Abstract
Background
Lung cancer is the leading cause of cancer-related death worldwide, among which lung adenocarcinoma (LUAD) is the most common type. Identified as a hallmark of cancer, the dysregulated cell cycle progression plays an important role in the promotion and progression of LUAD. This article aims to elucidate the heterogeneity between CDKN2A-CDK/cyclin-RB1 cell cycle progression pathway altered /non-altered patients with LUAD, thus helping us have a better understanding of the effect of the aberrant cell cycle.
Material and Methods
The data of this study were downloaded from The Cancer Genome Atlas (TCGA) data portal (https://portal.gdc.cancer.gov/) and UCSC Xena Browser (http://xena.ucsc.edu/), including simple nucleotide variation data, RNA-seq gene expression data, survival data, clinical data, and miRNA expression data. After matching the RNA-seq gene expression data, simple nucleotide variation data, miRNA expression data, and survival data with clinical data, 510 gene and long non-coding RNA expression data, 506 simple nucleotide variation data, 440 microRNA expression data, and 497 survival data were included in this study for further analysis.
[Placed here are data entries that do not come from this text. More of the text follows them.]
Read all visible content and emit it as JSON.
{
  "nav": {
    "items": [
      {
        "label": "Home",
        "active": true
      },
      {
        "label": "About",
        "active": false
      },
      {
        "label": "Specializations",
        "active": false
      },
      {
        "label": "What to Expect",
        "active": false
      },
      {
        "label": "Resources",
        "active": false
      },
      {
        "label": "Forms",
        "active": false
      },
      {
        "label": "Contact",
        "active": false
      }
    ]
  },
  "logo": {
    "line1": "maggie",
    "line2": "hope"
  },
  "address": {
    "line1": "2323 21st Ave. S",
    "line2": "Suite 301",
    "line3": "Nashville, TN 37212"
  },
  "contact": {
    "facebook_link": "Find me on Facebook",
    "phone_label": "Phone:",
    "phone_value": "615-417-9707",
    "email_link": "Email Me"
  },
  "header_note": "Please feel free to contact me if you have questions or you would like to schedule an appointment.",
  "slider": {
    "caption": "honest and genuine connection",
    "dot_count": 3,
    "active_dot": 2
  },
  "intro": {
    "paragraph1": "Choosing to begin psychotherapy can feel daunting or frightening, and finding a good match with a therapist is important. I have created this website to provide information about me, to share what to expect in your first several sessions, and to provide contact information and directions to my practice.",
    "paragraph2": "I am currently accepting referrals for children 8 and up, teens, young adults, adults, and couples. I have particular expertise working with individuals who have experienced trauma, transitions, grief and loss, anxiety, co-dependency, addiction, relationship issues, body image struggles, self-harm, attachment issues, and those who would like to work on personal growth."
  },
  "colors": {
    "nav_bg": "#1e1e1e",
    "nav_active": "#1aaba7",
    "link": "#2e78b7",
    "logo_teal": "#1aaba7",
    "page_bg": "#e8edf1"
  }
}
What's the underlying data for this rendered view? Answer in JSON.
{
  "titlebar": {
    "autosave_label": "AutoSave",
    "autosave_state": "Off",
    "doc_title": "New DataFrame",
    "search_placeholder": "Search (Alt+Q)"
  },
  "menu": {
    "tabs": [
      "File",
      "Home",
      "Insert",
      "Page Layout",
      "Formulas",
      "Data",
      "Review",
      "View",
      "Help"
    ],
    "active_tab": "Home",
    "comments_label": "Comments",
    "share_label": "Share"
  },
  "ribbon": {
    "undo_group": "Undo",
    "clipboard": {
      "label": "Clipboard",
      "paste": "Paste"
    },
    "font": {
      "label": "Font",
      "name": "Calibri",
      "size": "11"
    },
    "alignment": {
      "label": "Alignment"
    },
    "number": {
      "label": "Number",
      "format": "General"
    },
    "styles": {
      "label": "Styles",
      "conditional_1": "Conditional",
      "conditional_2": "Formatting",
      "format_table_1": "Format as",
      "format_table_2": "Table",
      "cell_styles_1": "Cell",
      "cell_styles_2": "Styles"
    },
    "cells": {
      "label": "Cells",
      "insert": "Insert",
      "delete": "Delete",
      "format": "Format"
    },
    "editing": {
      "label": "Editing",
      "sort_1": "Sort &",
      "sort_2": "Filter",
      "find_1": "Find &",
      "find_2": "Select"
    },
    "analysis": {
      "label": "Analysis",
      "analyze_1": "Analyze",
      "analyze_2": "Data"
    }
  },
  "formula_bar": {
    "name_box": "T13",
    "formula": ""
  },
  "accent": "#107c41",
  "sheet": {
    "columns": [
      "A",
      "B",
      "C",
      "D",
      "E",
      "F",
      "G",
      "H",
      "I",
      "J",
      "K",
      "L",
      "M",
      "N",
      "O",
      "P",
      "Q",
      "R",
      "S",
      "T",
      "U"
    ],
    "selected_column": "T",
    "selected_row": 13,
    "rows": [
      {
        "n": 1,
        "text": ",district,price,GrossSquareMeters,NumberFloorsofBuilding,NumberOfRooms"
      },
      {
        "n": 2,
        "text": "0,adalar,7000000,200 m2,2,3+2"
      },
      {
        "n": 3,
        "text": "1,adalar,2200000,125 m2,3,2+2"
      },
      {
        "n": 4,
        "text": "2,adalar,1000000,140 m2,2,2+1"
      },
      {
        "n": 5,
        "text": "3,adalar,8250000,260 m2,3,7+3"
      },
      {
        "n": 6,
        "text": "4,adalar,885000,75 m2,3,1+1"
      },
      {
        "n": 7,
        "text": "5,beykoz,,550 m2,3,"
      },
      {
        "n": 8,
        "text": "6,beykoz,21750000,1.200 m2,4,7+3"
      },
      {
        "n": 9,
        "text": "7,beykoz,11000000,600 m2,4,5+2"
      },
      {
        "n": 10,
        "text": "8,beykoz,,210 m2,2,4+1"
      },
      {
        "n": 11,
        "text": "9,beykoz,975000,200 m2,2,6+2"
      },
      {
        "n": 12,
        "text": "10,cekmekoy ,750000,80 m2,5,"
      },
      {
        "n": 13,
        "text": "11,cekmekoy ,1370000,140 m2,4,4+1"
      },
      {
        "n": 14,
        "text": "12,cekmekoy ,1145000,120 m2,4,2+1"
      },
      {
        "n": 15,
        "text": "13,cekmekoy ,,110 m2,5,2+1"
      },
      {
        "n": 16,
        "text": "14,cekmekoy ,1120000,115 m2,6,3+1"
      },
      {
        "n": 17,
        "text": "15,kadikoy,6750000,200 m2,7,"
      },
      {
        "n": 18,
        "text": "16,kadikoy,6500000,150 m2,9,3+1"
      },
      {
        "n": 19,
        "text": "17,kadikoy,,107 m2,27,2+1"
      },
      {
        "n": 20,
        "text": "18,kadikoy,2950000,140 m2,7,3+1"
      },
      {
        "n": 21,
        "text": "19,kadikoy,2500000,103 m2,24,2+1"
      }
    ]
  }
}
R software (version 4.0.3) was used for analysis.
Results
After dividing the patients into mutation (n = 57) and wild (n = 453) groups according to the cell cycle progression pathway status, we found no significant difference in survivorship between them. The mutation group had a higher mutational load and mutational rates of various genes such as tumor protein P53 (TP53) compared to the wild group. Subsequently, we analyzed the differentially expressed genes (DEGs) between the two groups. Among the 58387 genes analyzed, 302 were upregulated, and 354 were downregulated in the mutation group. Enrichment analysis indicated that these DEGs were closely related to metabolism items and cell cycle-related events. After performing immune cell infiltration analysis, we found the two groups have different patterns of immune cell profiling. Albeit the immune and stromal scores were higher in the wild group, we failed to find any significant difference between the two groups. Finally, we build a computational model to predict the cell cycle progression pathway-related gene mutation by LASSO-binary logistic regression analysis, the predictive accuracy of which is 0.88.
Conclusion
In summary, our study compared the genetic and microenvironment differences between cell cycle progression pathway altered /non-altered patients with LUAD by analyzing the data from TCGA datasets. We hope our findings could improve our understanding of the heterogeneity between the two kinds of patients, thus providing new insight into LUAD patients' treatments.